魔界転生〈上〉

時代物フィクション

魔界転生 上 山田風太郎ベストコレクション (角川文庫)

かなり古い小説ではある(同じ角川でも所持してるのは昭和56年発行)。この題名を聞いた時に、若き日の沢田研二が白塗りで飛び回る場面を思い浮かべる人もいるのではないでしょうか(笑)

本当は直前にダンテの「神曲」を読み始めたのだけど、どうも疲れがたまっている時にこういう内容は頭にすすっと入ってこない。
こういう時は思いっきり娯楽色の強いもので軽くほぐそう。。と思って何気なく本棚から抜き取ったのが、この「魔界転生」。
んが!何気なく目次を目にした途端「もしや、これって”神曲”へのオマージュか!?」と。ま、上巻の目次だけだったんですが(笑)
何度も読み返しても新たに発見することって、いろいろありますね。

とりあえず、歴史を背景とした伝奇小説です。
死んだはずの有名な人物たちが、死亡時の姿と記憶そのままにこの世に蘇る。
忍術というより、仙術に西洋の黒魔術のエッセンスを加えたような感じもする。
しかし蘇りの源泉となるのが、押し隠されてきた強い憎しみや野望などどす黒い感情であるために、魔界に堕落した冷徹残虐な感情のみを残して。。。

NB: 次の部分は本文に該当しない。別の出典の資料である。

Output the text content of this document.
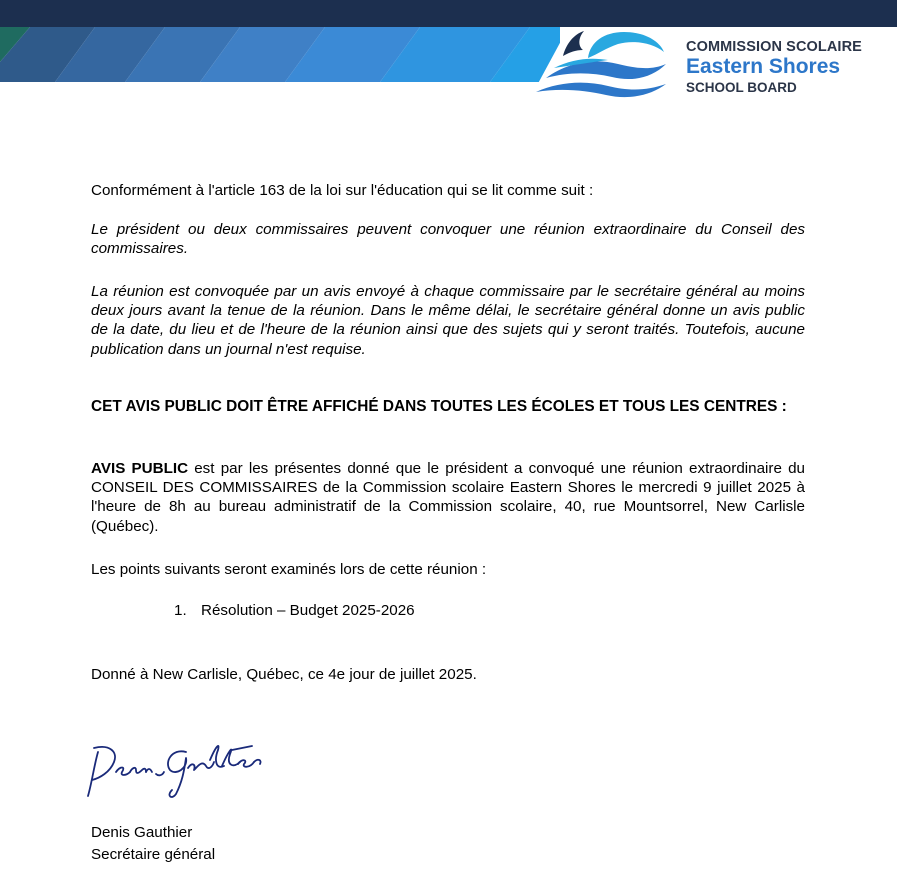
COMMISSION SCOLAIRE
Eastern Shores
SCHOOL BOARD

Conformément à l'article 163 de la loi sur l'éducation qui se lit comme suit :

Le président ou deux commissaires peuvent convoquer une réunion extraordinaire du Conseil des commissaires.

La réunion est convoquée par un avis envoyé à chaque commissaire par le secrétaire général au moins deux jours avant la tenue de la réunion. Dans le même délai, le secrétaire général donne un avis public de la date, du lieu et de l'heure de la réunion ainsi que des sujets qui y seront traités. Toutefois, aucune publication dans un journal n'est requise.

CET AVIS PUBLIC DOIT ÊTRE AFFICHÉ DANS TOUTES LES ÉCOLES ET TOUS LES CENTRES :

AVIS PUBLIC est par les présentes donné que le président a convoqué une réunion extraordinaire du CONSEIL DES COMMISSAIRES de la Commission scolaire Eastern Shores le mercredi 9 juillet 2025 à l'heure de 8h au bureau administratif de la Commission scolaire, 40, rue Mountsorrel, New Carlisle (Québec).

Les points suivants seront examinés lors de cette réunion :

1. Résolution – Budget 2025-2026

Donné à New Carlisle, Québec, ce 4e jour de juillet 2025.

Denis Gauthier
Secrétaire général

おもしろいのが、こうした感情や、超人的な身体能力等はこの世の者ではない魔物なのであるが、体は生身の人間であるという設定。
完全なゾンビじゃないのがミソ。

出て来る登場人物が、これまたバラエティに富んでおり

小西行長、真田幸村に従い、島原の乱で幕府に対抗した、森宗意軒
江戸時代の軍学者、由井正雪
島原の乱で総大将に担がれた、若きカリスマ天草四郎
鍵屋の辻の決闘で知られる、剣豪 荒木又右衛門
親の仇討ちに生涯をかけたと言われる、田宮坊太郎
『五輪書』も書いたみんなが知ってる、剣豪 宮本武蔵
宝蔵院流槍術を完成されたと言われる、槍の名人 宝蔵院 胤舜
将軍家指南役「江戸柳生」、柳生宗矩(長男に十兵衛)
尾張徳川氏の兵法指南役「尾張柳生」、柳生利厳(如雲斎)

それに片目の風来坊、柳生三厳(十兵衛)、キリシタン大名小西行長ゆかりの人物、根来衆や伊賀ものなどの忍者や徳川幕府の権力争いなどがからんでくる。
エログロなところもあるが、非情にテンポよく話がすすんで読む者を飽きさせない。

上巻では、選ばれし者たちが蘇るまでの推移と、柳生十兵衛たちとの初期の対立までを描き、下巻へ続く。

それにしても、山田風太郎さんは柳生一族好きだよね。他にも主役とした著作がある。